Couldn't have said it better myself. The current system encourages teachers at the high-school and college level to stick their heads in the sand and pretend that no one ever drinks until they're 21. The drinking age should be lowered to 18, and teens should be taught how to drink responsibly - like adults.

Abbey Marie
08-21-2008, 05:52 PM
You can't compare drinking alcohol to soda or milk, for the simple reason that kids enjoy the feeling and lack of inhibition they get from the alcohol. No amount of education or normalizing of drinking will change that fact.

5stringJeff
08-21-2008, 06:09 PM
You can't compare drinking alcohol to soda or milk, for the simple reason that kids enjoy the feeling and lack of inhibition they get from the alcohol. No amount of education of normalizing of drinking will change that fact.

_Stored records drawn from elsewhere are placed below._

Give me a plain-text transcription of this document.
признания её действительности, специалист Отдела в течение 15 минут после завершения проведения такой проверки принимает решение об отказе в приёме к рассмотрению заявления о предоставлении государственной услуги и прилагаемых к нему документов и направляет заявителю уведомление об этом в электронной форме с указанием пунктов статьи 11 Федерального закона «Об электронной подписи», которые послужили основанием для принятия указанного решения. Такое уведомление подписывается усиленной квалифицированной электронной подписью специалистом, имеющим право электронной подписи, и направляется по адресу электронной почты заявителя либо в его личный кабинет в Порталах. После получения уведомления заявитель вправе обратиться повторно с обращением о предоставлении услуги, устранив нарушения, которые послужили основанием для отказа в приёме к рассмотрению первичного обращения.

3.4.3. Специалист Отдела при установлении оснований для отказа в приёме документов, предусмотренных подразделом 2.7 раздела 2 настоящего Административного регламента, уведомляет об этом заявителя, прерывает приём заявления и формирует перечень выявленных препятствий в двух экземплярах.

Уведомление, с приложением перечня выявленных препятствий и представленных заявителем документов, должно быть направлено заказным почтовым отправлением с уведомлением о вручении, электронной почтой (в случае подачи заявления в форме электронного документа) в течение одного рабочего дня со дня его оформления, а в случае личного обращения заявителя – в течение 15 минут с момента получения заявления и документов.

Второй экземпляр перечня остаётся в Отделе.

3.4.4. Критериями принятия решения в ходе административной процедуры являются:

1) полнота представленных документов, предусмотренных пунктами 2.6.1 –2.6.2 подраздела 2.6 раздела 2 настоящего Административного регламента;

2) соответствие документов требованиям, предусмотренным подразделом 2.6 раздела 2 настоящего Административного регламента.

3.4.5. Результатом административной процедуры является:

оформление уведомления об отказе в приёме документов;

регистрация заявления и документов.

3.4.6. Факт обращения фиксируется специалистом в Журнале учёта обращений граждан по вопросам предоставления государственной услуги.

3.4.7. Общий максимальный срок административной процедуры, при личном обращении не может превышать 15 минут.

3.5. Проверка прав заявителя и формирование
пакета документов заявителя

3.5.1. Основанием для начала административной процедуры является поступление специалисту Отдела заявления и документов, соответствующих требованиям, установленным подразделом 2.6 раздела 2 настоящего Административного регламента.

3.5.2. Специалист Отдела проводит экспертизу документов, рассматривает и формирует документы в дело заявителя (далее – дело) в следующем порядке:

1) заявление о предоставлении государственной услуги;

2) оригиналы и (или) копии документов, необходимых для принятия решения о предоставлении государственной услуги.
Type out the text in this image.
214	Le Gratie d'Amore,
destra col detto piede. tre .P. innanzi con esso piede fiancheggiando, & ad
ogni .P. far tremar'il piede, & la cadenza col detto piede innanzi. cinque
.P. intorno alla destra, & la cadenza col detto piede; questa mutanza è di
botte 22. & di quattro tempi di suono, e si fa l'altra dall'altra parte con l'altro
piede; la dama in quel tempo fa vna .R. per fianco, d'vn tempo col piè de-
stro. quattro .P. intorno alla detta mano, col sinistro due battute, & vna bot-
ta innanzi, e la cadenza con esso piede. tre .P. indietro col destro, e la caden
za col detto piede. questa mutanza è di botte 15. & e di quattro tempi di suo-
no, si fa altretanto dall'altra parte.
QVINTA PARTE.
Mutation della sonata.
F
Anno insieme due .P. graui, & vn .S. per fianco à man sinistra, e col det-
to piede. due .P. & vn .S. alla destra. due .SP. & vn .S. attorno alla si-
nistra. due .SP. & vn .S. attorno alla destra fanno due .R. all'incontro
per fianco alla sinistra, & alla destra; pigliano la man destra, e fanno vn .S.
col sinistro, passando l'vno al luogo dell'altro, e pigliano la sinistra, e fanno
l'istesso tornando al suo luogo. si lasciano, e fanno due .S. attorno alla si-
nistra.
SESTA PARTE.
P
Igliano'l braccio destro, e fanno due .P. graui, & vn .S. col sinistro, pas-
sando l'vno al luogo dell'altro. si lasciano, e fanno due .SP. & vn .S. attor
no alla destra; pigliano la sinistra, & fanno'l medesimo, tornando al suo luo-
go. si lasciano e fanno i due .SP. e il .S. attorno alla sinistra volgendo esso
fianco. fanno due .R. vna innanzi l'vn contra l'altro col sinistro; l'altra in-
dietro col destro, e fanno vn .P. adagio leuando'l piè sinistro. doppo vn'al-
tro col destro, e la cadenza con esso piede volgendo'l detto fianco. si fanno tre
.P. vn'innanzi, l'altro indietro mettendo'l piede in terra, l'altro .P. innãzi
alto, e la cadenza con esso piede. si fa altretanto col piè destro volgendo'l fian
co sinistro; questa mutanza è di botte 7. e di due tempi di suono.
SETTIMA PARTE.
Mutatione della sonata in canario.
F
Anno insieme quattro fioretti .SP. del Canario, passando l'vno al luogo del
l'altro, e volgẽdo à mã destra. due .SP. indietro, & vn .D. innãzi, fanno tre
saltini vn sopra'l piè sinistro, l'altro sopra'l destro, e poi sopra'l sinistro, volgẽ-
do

Heck, I enjoy the feeling and lack of inhibition that I get from drinking alcohol, and I'm 32. The difference is, I know how to handle alcohol - a lesson I had to learn from experience (read: times that I've thrown up, been hung over, etc. from drinking too much). Teens today aren't taught how to handle alcohol. That should change, especially in a culture like ours where social drinking is accepted as normal behavior.